Although migraines with visual auras also occur in people who have no history of cardiac surgery, the mechanisms behind the phenomenon are also unknown in these scenarios. Marcus said previous studies found that people experiencing these auras generally tend to also have a history of cerebral emboli.
“But it was very difficult to determine if there was a causal relationship between the two,” he said. He said that because emboli in the brain tends to be short-lived, clinicians must perform scans at about the same time as patients report their aura and find the link.
Patients undergoing catheter ablation may present opportunities to explore connections as surgery can cause more emboli. Debris from burnt heart tissue can migrate to the brain, blocking blood flow and thus starve brain tissue of oxygen and nutrients, Marcus said. Although these lesions are temporary, he and his team suspected that embolicity could be associated with the aura after cardiac surgery.
So they conducted a trial in which 63 arrhythmic patients were treated with lineage puncture and 57 were treated with a retrograde approach. The patient underwent a brain MRI scan the following day and completed a survey a month later to report a visual aura. It turns out that both surgical techniques are likely to provide a visual aura.
“Our findings here show that the presence of holes providing communication between the right and left side of the heart is not necessary at all for these visual auras to occur,” Marcus said. However, looking at MRI scans, they found that patients with postoperative cerebral embolism were 12 times more likely to develop a visual aura than patients without embolic.
Next Steps
If brain emboli is thought to not cause symptoms, it could at least partially contribute to a visual aura, Marcus added that scientists should explore whether it is also related to more serious problems like stroke.
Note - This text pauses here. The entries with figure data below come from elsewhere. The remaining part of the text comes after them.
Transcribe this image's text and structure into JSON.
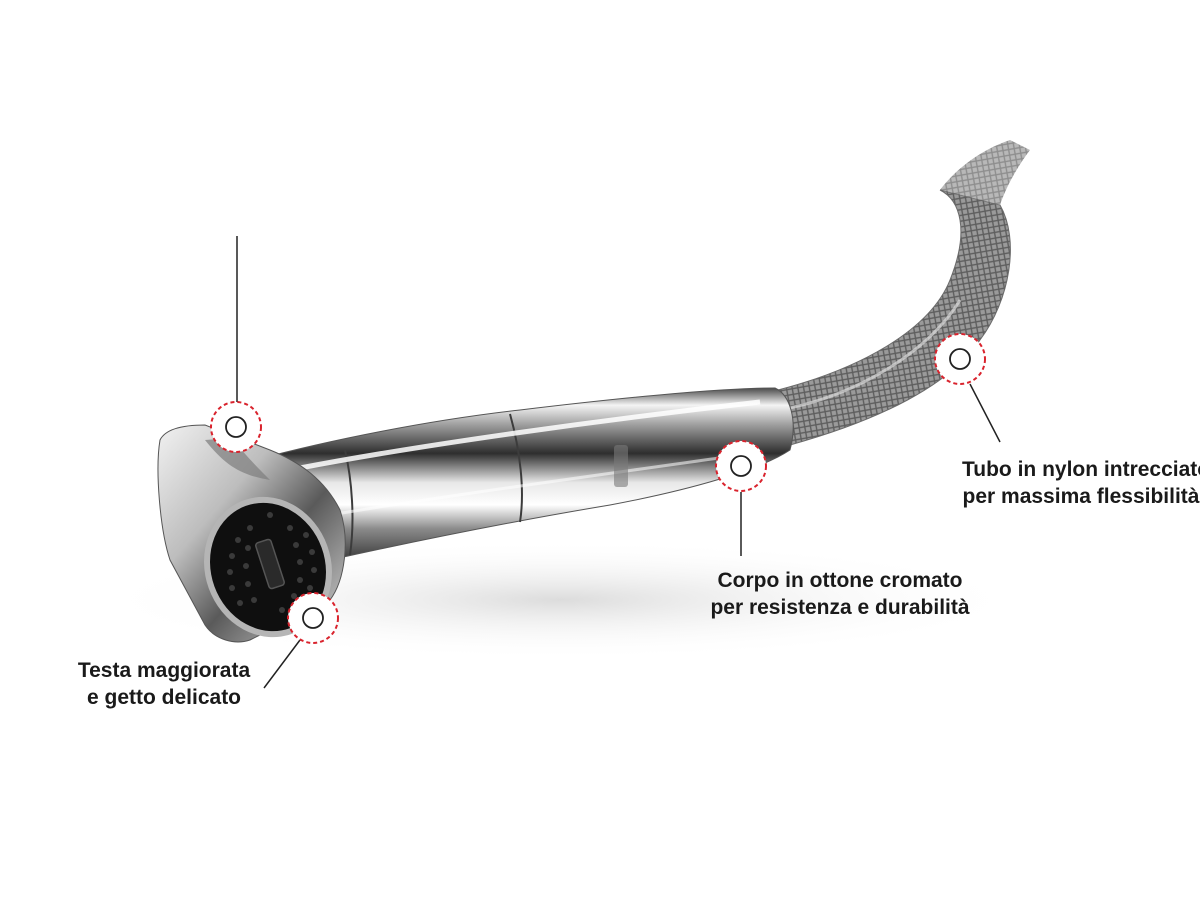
{
  "image": {
    "subject": "chrome-hand-shower-with-braided-hose",
    "background_color": "#ffffff",
    "marker_color": "#d9232d"
  },
  "callouts": [
    {
      "id": "head",
      "lines": [
        "Testa maggiorata",
        "e getto delicato"
      ]
    },
    {
      "id": "body",
      "lines": [
        "Corpo in ottone cromato",
        "per resistenza e durabilità"
      ]
    },
    {
      "id": "hose",
      "lines": [
        "Tubo in nylon intrecciato",
        "per massima flessibilità"
      ]
    },
    {
      "id": "top",
      "lines": []
    }
  ]
}
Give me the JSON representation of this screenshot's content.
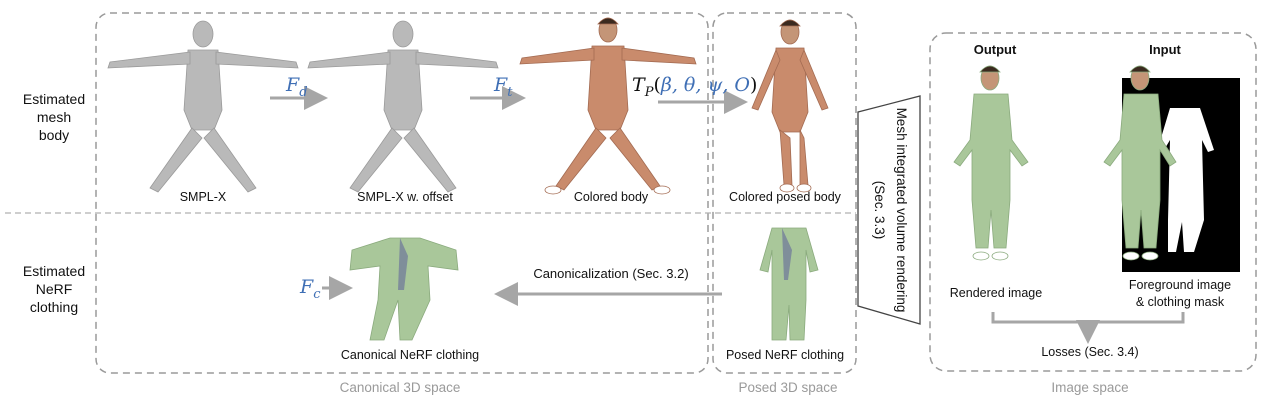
{
  "rows": {
    "mesh_label": "Estimated\nmesh\nbody",
    "nerf_label": "Estimated\nNeRF\nclothing"
  },
  "captions": {
    "smplx": "SMPL-X",
    "smplx_offset": "SMPL-X w. offset",
    "colored_body": "Colored body",
    "colored_posed_body": "Colored posed body",
    "canonical_nerf": "Canonical NeRF clothing",
    "posed_nerf": "Posed NeRF clothing",
    "rendered_image": "Rendered image",
    "foreground": "Foreground image\n& clothing mask",
    "losses": "Losses (Sec. 3.4)",
    "canonicalization": "Canonicalization (Sec. 3.2)"
  },
  "math": {
    "fd_base": "F",
    "fd_sub": "d",
    "ft_base": "F",
    "ft_sub": "t",
    "fc_base": "F",
    "fc_sub": "c",
    "tp_base": "T",
    "tp_sub": "P",
    "tp_open": "(",
    "tp_args": "β, θ, ψ, O",
    "tp_close": ")"
  },
  "image_space": {
    "output": "Output",
    "input": "Input"
  },
  "renderer": "Mesh integrated volume rendering (Sec. 3.3)",
  "spaces": {
    "canonical": "Canonical 3D space",
    "posed": "Posed 3D space",
    "image": "Image space"
  },
  "colors": {
    "box": "#9a9a9a",
    "arrow": "#a6a6a6",
    "math_blue": "#3f6fb5",
    "gray_body": "#b9b9b9",
    "skin": "#c98b6c",
    "clothing": "#a9c79a"
  }
}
However, new research has some weaknesses. Dr. Andrew Lee, an ophthalmologist at Houston Methodist Hospital in Texas, was not involved in the study, but said “the main limitation is self-reported migraine symptoms.” “Even validated and prospectively retrieved surveys can misclassify symptoms of certain participants,” Lee told Live Science in an email.
He also said the study did not assess whether patients have naturally occurring holes in the heart. This hole between the heart chambers forms during development and closes immediately after birth of most people, but in 25% of people it remains open. Holes are linked to migraine, visual aura, and strokes when present in adults.
The new study only investigated whether brain lesions are associated with visual aura immediately after cardiac surgery, so “future research is needed to determine whether the results of this study can generally be generalized to migraine,” Lee said.
Editor’s Note: Dr. Gregory Marcus consults and owns the shares of Incarda, a drug delivery company intended to treat cardiovascular diseases, including arrhythmias.
This article is for informational purposes only and is not intended to provide medical advice.